A long-term research programme has been underway in Ireland to evaluate the usefulness of badger vaccination as part of the national bTB (bovine tuberculosis) control strategy. This culminated in a field trial which commenced in county Kilkenny in 2009 to determine the effects of badger vaccination on Mycobacterium bovis transmission in badgers under field conditions. In the present study, we sought to optimise the characteristics of a multiplex chemiluminescent assay for detection of M. bovis infection in live badgers. Our goal was to maximise specificity, and therefore statistical power, during evaluation of the badger vaccine trial data. In addition, we also aimed to explore the effects of vaccination on test characteristics. For the test optimisation, we ran a stepwise logistic regression with analytical weights on the converted Relative Light Units (RLU) obtained from testing blood samples from 215 badgers captured as part of culling operations by the national Department of Agriculture, Food and the Marine (DAFM).

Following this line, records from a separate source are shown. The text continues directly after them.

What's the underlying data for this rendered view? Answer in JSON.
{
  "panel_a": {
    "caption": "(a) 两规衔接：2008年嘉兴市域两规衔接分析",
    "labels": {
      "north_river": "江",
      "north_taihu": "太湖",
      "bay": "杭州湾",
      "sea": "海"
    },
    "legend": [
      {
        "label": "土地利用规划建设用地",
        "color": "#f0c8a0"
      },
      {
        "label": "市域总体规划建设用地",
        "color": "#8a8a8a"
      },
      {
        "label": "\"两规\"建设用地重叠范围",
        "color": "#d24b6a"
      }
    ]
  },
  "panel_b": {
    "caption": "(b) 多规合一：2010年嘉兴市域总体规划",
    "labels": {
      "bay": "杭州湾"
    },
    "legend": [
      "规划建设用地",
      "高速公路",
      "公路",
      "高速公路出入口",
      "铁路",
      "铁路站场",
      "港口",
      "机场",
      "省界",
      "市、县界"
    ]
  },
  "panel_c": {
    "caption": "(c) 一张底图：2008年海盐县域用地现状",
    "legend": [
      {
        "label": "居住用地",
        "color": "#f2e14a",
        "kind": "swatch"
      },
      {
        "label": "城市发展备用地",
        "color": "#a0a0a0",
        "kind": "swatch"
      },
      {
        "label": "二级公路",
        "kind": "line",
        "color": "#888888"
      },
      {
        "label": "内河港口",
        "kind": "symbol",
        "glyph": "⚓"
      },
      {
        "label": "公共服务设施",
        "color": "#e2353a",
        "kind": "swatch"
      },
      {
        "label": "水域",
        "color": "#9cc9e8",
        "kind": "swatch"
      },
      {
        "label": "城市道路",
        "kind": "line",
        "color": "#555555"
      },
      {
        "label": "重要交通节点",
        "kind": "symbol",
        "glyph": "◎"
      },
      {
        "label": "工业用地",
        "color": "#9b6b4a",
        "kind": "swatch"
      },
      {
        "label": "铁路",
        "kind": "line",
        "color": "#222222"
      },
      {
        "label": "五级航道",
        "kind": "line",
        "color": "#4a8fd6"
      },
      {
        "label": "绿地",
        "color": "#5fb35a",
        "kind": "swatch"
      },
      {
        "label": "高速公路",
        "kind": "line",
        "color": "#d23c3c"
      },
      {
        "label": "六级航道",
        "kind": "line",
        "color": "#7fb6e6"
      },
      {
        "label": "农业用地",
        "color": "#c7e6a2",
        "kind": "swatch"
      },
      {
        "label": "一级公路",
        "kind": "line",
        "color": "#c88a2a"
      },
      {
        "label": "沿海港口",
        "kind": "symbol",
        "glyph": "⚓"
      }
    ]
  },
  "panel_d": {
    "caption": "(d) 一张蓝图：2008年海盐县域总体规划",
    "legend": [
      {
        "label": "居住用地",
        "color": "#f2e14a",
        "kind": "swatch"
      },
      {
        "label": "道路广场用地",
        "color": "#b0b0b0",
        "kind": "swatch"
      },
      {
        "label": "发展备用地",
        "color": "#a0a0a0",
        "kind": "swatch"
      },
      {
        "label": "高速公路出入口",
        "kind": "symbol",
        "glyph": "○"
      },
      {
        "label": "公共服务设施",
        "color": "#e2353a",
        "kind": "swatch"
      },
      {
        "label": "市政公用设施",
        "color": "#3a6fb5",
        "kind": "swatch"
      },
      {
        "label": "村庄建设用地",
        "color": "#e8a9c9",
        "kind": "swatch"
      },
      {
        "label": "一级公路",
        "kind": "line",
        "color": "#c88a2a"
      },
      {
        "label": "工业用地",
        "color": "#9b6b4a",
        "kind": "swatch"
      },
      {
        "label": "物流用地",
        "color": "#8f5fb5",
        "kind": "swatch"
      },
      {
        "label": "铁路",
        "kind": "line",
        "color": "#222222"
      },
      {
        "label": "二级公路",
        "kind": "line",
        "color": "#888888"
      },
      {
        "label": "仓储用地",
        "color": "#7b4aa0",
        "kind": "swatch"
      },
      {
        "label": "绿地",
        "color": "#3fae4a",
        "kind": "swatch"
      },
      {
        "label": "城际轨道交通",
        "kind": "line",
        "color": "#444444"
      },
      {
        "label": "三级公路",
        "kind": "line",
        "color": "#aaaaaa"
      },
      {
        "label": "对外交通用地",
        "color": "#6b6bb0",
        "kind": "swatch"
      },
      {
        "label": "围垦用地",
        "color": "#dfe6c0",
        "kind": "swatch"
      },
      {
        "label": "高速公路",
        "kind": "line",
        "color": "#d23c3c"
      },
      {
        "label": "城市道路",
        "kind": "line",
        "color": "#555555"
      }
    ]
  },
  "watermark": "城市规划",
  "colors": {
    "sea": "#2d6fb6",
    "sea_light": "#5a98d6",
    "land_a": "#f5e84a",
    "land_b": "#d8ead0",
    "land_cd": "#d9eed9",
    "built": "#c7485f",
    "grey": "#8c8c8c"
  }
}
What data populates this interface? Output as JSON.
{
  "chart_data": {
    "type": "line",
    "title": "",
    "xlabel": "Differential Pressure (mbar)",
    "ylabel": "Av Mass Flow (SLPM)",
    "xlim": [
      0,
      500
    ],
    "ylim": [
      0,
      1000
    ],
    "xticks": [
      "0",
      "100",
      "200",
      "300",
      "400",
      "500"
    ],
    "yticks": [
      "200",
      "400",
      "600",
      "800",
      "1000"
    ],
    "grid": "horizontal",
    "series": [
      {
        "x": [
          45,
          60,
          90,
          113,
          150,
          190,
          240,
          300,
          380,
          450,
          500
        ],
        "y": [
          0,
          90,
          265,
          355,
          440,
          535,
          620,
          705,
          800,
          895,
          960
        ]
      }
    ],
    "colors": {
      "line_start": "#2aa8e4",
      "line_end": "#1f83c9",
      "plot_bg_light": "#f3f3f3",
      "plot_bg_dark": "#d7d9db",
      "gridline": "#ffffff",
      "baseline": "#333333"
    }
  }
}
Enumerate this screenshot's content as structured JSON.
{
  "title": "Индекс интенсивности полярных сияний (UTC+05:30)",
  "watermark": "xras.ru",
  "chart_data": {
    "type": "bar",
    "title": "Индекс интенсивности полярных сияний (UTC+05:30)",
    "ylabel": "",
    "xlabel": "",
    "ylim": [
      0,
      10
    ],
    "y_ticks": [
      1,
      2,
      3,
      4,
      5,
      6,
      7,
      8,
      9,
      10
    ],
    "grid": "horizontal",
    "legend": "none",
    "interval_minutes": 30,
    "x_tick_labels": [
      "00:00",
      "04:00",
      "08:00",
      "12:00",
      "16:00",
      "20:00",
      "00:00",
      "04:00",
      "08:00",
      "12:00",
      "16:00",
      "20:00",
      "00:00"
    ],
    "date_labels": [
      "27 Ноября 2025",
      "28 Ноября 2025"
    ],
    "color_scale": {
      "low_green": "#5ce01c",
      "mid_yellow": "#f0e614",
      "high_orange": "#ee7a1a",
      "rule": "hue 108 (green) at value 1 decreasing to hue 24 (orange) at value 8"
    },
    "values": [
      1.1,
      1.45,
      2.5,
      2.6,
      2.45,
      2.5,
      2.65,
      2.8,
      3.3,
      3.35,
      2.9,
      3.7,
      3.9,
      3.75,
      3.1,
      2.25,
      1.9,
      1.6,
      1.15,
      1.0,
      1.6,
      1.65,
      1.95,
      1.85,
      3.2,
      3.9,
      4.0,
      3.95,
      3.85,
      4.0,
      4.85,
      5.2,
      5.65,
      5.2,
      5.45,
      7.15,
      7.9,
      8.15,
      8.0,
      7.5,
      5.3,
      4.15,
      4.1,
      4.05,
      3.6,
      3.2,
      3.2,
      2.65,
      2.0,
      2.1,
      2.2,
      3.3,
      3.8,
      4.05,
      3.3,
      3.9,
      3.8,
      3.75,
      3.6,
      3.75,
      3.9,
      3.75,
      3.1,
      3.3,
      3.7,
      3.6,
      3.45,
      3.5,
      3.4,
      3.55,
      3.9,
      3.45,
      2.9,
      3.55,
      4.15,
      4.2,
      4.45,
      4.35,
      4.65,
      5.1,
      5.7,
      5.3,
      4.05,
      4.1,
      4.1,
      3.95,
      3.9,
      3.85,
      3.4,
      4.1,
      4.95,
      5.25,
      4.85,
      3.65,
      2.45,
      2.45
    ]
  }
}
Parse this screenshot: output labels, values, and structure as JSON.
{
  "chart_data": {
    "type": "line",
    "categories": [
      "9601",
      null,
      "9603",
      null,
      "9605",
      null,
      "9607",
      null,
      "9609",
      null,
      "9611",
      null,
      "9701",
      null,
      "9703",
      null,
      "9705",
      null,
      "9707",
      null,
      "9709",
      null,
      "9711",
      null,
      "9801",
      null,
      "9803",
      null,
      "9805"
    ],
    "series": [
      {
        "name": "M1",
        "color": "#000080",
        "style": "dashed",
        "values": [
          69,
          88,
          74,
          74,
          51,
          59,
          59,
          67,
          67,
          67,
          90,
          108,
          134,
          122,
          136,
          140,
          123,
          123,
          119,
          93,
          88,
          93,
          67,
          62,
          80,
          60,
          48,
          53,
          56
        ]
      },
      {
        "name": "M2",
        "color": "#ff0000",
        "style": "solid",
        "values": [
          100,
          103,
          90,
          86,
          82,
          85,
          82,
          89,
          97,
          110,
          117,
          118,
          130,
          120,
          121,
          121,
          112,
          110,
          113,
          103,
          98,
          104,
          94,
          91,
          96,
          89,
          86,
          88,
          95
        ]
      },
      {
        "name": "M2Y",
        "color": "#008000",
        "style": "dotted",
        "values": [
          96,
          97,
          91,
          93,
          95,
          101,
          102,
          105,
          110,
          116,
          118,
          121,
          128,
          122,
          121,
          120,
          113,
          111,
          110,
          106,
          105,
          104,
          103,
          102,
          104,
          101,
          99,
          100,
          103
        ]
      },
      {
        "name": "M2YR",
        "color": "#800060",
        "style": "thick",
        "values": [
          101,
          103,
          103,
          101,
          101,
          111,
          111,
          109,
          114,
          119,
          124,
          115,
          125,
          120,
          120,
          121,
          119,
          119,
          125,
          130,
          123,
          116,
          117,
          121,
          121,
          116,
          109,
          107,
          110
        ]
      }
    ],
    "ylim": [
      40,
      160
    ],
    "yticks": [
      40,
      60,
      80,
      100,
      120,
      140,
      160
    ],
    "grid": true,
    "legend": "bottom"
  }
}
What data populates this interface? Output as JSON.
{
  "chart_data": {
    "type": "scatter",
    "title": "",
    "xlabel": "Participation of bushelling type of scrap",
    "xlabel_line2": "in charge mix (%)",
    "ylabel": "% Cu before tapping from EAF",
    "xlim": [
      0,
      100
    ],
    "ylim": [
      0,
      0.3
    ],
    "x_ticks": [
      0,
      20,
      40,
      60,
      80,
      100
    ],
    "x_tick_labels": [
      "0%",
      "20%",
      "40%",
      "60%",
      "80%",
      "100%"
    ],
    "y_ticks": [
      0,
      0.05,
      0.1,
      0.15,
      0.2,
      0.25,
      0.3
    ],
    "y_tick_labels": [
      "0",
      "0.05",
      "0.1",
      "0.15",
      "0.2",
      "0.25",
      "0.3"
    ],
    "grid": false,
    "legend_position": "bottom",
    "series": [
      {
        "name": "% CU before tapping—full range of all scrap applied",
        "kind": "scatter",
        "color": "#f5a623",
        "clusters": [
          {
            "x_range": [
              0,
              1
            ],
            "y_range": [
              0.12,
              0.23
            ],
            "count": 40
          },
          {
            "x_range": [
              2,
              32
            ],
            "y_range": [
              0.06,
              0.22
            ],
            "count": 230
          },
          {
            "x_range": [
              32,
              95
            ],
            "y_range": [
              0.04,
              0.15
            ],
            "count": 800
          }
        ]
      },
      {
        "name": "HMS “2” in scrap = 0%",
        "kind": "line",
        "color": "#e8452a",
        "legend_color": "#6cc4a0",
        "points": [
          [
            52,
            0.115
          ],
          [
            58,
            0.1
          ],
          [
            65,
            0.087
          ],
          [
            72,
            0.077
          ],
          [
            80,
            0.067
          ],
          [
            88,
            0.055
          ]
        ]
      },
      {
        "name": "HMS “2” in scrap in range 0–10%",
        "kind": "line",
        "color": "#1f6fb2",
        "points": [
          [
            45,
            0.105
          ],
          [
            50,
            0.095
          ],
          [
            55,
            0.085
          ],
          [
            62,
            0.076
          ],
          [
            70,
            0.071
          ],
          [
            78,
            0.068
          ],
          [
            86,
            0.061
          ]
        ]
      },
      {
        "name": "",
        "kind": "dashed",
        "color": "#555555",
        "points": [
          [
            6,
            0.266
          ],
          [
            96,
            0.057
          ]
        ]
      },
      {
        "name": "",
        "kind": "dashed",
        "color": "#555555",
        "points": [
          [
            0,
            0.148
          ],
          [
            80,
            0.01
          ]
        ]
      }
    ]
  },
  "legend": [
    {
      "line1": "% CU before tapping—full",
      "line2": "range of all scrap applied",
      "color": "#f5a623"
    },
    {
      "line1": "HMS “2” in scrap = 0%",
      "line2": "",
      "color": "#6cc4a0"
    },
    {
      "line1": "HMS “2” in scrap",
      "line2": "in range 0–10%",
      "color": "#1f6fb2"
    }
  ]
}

The optimised test was applied to two other datasets obtained from two captive badger studies (Study 1 and Study 2), and the sensitivity and specificity of the test was attained separately for vaccinated and non-vaccinated badgers. During optimisation, test sensitivity was maximised (30.77%), while retaining specificity at 99.99%. When the optimised test was then applied to the captive badger studies data, we observed that test characteristics did not vary greatly between vaccinated and non-vaccinated badgers. However, a different time lag between infection and a positive test result was observed in vaccinated and non-vaccinated badgers. We propose that the optimized multiplex immunoassay be used to analyse the vaccine trial data. In relation to the difference in the time lag observed for vaccinated and non-vaccinated badgers, we also present a strategy to enable the test to be used during trial evaluation.